> Almost five years ago, I was building a Minecraft-y voxel game in the browser. The codebase got kind of large, and the iteration cycle time took 45 seconds to test if changes worked. Most of that time was spent waiting for the Next.js dev server to hot reload.
Why in the hell would anyone be using Next.js to make a 3D game... Jarred has always seemed pretty smart, but this makes no sense. He could've saved so much time and avoided building a whole new runtime by simply not using the completely wrong tool for the job.
True, but where is the fun in that?
Thanks for assuming I “read” about bundlers somewhere, though. I’ve been using (and configuring) them since they existed.

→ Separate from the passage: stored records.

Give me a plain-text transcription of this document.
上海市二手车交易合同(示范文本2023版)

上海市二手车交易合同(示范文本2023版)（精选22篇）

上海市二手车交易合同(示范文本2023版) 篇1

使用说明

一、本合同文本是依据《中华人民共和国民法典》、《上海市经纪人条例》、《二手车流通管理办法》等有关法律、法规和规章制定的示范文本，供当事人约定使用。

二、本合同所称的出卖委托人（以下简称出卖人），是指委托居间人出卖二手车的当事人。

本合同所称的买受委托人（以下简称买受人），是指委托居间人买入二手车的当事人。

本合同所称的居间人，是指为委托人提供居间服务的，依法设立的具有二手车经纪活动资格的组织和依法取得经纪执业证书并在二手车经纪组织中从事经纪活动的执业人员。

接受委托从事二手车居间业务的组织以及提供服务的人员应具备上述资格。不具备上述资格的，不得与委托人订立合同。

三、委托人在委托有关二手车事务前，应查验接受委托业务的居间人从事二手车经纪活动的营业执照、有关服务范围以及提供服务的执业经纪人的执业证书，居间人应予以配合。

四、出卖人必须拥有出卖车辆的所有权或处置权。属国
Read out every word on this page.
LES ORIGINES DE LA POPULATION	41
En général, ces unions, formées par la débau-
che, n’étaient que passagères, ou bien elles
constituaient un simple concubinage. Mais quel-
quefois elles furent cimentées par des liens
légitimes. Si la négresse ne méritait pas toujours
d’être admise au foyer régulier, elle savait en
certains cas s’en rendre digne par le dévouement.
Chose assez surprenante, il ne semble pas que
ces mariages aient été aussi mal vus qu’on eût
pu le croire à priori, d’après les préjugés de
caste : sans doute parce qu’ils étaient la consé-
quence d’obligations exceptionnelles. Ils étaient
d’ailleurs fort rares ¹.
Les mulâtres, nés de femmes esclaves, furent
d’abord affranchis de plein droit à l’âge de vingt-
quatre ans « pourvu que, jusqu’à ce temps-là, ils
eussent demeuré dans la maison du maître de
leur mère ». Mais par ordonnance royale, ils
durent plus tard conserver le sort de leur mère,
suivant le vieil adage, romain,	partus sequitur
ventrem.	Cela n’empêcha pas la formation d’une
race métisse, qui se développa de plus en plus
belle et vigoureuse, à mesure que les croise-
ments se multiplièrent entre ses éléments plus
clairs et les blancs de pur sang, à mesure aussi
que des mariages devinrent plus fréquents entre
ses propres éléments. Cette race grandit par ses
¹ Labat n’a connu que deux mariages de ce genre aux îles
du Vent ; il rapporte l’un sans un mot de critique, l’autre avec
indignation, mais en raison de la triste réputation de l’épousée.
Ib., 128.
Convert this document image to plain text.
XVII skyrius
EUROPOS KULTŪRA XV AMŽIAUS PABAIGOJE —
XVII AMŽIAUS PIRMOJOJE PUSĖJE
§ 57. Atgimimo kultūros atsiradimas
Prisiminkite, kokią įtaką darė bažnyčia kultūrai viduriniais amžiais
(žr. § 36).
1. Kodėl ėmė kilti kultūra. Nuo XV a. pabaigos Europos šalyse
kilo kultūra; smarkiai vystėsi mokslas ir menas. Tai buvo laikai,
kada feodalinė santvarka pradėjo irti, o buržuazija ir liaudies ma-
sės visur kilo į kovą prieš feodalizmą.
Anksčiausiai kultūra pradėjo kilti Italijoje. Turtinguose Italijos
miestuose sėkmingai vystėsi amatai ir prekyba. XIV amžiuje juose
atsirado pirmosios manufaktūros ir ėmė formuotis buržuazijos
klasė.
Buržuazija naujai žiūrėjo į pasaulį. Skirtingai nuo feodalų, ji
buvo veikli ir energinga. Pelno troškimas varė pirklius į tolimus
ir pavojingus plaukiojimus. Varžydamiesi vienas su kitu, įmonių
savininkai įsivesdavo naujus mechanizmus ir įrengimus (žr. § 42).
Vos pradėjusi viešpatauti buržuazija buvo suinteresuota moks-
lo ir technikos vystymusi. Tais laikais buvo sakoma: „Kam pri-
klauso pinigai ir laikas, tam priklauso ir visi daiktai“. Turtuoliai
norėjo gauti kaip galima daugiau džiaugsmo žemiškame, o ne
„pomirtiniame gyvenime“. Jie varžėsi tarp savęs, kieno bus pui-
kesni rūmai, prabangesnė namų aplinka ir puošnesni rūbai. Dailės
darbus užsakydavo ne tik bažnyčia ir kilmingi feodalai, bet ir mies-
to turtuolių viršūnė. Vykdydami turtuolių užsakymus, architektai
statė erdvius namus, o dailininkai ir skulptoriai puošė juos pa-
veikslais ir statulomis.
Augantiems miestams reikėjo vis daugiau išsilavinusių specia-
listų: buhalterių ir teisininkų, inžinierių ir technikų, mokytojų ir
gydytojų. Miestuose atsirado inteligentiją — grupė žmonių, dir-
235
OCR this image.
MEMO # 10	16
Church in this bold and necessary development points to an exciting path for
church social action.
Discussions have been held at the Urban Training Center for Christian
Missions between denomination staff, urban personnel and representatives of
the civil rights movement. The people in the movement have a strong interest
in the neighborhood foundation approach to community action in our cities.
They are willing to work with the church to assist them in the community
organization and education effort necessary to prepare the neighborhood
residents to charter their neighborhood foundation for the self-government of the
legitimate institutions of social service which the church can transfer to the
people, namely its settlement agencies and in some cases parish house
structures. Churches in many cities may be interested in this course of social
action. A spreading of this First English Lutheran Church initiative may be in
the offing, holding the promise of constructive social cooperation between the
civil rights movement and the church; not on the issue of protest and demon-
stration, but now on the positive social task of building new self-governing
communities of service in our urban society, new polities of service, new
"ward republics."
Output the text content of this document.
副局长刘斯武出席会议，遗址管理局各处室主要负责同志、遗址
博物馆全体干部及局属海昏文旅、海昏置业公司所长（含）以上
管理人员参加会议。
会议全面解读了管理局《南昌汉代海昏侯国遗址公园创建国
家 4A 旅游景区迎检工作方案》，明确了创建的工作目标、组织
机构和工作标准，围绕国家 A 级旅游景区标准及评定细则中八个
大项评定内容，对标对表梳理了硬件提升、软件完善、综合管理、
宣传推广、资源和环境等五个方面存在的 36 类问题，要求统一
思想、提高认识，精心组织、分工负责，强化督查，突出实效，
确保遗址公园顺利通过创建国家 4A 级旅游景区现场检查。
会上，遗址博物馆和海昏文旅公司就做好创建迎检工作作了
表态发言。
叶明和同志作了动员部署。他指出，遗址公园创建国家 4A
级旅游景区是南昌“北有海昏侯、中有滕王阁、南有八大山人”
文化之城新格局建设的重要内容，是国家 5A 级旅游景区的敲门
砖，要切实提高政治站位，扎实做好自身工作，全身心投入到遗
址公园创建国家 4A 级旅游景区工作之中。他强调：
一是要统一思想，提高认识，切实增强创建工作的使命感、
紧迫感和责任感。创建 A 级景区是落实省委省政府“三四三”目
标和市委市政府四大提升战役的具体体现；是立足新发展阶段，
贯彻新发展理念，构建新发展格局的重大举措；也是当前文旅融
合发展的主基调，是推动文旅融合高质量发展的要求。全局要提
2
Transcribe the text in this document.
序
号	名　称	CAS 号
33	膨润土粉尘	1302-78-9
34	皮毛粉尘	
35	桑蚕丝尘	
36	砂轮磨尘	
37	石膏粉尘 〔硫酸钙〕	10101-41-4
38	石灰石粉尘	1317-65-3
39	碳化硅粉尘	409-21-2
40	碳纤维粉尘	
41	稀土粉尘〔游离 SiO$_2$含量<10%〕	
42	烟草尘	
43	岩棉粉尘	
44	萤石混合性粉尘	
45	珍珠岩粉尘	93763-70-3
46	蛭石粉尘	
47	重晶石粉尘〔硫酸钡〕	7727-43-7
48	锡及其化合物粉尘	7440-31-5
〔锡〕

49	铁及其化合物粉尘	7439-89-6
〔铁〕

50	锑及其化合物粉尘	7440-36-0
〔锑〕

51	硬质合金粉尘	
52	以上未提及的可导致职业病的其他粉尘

It's obvious why he didn't write the game in x86 assembly. It's also obvious why he didn't burn the game to CD-ROM and ship it to toy stores in big box format. Instead he developed it for the web, saving money and shortening the iteration time. The same question could be asked about next.js and especially about taking the time to develop Bun rather than just scrapping next.js for his game and going about his day. It's excellent for him that he did go this route of course, but in my opinion it was a strange path towards building this product.
Video games are of course a different story.
(I’m half joking, that’s awesome for Zig!)
Now the real question is, does the game loads significant better now, or does the performance still suck? In which case it might be more an excessive case of yak-shaving. And if yes, when can we except the release?
- a javascript developer
Isn’t every success story really an example of survivorship bias?
Builders build. Sometimes it's not about picking the right tools for the job or starting with the right choices. Sometimes it's just about building.
To use your road analogy - sometimes people just go for a drive. Sometimes those people end up right where they are supposed to be.
No, survivorship bias (in this context) means to wrongly see a minor subgroup as the majority. But the successful subgroup is not always a minority, or falsely labelled.
I also wonder how many people who sing the praises of an HTML file with a script tag hosted by Nginx or whatever have ever built a significant website that way. There’s a lot of frustrating things about the modern JS landscape, but I promise you the end results were not better nor was it easier back before bundlers and React.
Nobody made DOOM in Excel because they thought it made a good engine.